Marie's eyes glimmered in tears. Her lips quivered. "I'm a fool to expect my father to show me a sliver of respect if he will not show me love. How would the hospitals and the Administrators pay my salary if they looked the other way when those who became ill failed to pay their bills? How would they pay me for all the hours I spend tending to the sick's bedside? How would they pay for my husband's salary after he sacrifices so much time to keeping all those hospital halls clean? How would we provide our family for a living if it were not for the Administrators and the hospital? How would we feed your grandchildren? Where else would could we go for work? Do you not think at all about us?"
"I'm beyond feeling sorry for any of you," Chuck snarled.
He had fought time and again through that argument with Marie since he had been assigned his residential cubicle in Old Town. He had lost too much time. He had slept too many nights in his crowded confines. He had stayed too long in that district reserved for the ailing and the old.
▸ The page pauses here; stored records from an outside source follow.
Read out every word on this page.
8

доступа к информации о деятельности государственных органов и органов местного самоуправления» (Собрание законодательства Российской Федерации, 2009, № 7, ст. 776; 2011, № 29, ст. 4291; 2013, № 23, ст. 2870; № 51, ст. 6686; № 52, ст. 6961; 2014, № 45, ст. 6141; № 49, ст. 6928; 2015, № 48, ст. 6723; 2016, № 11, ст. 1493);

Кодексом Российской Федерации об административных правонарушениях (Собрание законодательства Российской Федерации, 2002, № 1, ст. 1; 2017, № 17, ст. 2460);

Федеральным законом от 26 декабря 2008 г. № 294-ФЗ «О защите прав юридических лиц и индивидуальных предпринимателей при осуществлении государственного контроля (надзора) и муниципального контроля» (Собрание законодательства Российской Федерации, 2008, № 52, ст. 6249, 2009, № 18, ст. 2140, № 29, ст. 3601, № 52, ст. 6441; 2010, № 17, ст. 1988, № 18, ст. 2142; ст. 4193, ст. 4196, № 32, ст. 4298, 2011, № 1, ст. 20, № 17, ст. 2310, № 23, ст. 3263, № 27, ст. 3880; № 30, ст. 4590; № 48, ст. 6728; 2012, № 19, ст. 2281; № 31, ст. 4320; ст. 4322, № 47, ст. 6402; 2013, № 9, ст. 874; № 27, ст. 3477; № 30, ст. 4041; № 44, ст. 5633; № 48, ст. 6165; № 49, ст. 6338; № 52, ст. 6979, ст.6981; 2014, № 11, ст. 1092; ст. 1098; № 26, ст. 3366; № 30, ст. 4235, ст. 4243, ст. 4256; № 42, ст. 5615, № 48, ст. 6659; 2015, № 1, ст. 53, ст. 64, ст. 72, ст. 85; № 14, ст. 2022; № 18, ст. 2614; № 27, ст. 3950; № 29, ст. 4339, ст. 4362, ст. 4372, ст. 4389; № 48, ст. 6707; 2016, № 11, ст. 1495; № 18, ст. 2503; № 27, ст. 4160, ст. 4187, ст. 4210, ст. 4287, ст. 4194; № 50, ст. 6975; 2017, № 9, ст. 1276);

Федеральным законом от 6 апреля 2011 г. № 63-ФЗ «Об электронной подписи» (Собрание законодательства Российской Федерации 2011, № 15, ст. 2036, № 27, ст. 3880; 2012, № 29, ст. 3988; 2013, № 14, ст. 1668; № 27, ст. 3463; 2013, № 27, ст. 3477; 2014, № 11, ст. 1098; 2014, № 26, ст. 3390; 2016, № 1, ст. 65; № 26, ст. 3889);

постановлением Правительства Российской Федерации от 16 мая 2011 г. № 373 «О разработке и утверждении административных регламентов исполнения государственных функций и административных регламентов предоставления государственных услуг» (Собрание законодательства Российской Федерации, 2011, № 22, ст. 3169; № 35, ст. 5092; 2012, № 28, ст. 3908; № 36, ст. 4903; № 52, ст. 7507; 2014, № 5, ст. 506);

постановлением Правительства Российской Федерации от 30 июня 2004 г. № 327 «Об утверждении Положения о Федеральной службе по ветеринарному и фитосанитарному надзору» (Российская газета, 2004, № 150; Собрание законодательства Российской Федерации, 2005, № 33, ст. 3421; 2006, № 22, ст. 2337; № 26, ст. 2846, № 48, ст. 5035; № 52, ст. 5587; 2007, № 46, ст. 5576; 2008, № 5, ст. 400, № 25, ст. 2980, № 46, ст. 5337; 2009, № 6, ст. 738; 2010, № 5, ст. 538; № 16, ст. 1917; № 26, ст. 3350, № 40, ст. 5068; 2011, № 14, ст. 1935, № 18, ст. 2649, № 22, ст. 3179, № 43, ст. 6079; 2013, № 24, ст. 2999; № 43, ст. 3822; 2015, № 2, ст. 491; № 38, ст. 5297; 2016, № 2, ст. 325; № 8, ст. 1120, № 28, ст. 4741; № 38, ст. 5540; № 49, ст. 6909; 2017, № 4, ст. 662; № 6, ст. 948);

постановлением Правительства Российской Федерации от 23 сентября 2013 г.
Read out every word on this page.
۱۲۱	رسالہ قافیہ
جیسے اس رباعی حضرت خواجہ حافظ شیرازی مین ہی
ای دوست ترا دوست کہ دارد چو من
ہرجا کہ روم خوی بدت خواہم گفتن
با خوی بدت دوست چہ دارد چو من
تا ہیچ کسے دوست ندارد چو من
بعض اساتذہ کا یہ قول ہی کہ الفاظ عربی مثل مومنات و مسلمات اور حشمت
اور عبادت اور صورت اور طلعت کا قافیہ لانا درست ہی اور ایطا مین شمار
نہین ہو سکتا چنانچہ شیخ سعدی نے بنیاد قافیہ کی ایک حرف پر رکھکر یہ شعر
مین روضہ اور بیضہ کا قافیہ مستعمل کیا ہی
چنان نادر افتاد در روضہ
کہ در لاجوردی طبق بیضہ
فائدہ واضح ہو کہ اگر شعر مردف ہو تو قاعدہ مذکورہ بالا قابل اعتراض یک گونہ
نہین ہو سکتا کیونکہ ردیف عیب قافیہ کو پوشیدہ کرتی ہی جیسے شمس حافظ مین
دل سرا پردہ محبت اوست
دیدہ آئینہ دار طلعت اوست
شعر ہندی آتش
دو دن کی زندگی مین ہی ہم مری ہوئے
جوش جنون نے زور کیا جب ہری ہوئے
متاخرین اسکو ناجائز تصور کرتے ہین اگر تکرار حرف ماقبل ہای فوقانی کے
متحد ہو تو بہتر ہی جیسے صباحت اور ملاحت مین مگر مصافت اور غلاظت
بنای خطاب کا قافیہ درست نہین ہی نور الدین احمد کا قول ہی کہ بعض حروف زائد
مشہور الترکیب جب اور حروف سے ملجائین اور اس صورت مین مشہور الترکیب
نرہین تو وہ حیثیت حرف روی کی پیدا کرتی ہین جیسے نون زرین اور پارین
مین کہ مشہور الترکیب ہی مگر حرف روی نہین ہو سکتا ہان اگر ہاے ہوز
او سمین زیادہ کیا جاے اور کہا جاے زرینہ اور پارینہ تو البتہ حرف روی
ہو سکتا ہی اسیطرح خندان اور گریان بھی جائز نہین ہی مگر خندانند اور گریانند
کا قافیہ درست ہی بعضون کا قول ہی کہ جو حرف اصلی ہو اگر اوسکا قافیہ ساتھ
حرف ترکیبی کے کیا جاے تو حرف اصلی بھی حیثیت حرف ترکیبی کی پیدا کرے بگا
"Maybe you could try to make your father proud. Consider a new career, Marie. Find a job that doesn't send me through the mill. A job that doesn't drain me of all of my blood so that you can feed. It's not my responsibility to sustain your livelihood. My sickness is not some crop to be harvested for paychecks and holiday bonuses."
Marie's hands clenched. "There are no other jobs, dad! There are no factories! No store registers to stand behind! There is only the hospital and the Administrators! There is only the business of the sick and the dying! There's nothing else!"
Chuck regarded his bloody hands. How long would the modern world draw out his suffering so that it could profit from his sickness? When would the Administrators judge him a shell emptied of commodity? When would the Administrators decide to let him pass from his discomfort? How could the Administrators know better than him when his time came to die?
"I don't want to defend my life to you every time I visit. Look at me, dad."
Chuck didn't flinch beneath Marie's stare.
"I see faces like yours everyday," Marie sighed. "I shouldn't have waited so long to visit. You look terrible. How long have your hands been shaking? When did you start losing so much weight? You're foolish, but you're honest. You've never lied to me. How long have you known you were sick?"
"I don't know for sure."
Marie frowned. "You know. The pain is written across your face."
"It's only a spell. Nothing that won't pass."
"I'm coming back first thing tomorrow morning with the Administrators and a doctor," Marie continued. "You've escaped their notice for too long. I pray you haven't waited so long that we can't help you. Try to think about what's best for everyone. What good for others is also good for you, dad. Think about your grandkids. Think about how your family will support itself after you're gone."
Chuck said nothing more
. After waiting for a response, Marie turned and stomped out of her father's residential cubicle. Chuck wondered if Marie would understand when the day arrived when she would be forced to watch the Administrators exchange her home for a clean and white cubicle. Maybe Marie would better empathize when the Administrators demanded she put down the first payment for her future sickness. Perhaps she would know when she had to watch the Administrators note all of her possessions in their small, black notebooks.
Chuck believed she too would come to understand the motivations that had moved him to slit the throat of that bleating lamb. But for the day, Marie remained too young. She was still afforded the luxury of fooling herself into the belief that she provided a comfort to those ailing in the Old Town's blocks. For hopefully many years more, Marie might find the false pride in thinking those in the Old Town chose for themselves the medicines the Administrators forced them to swallow.
"It won't be much longer now, little lamb," Chuck again turned his attention the working of his cleaver and knife. "It won't take very long now."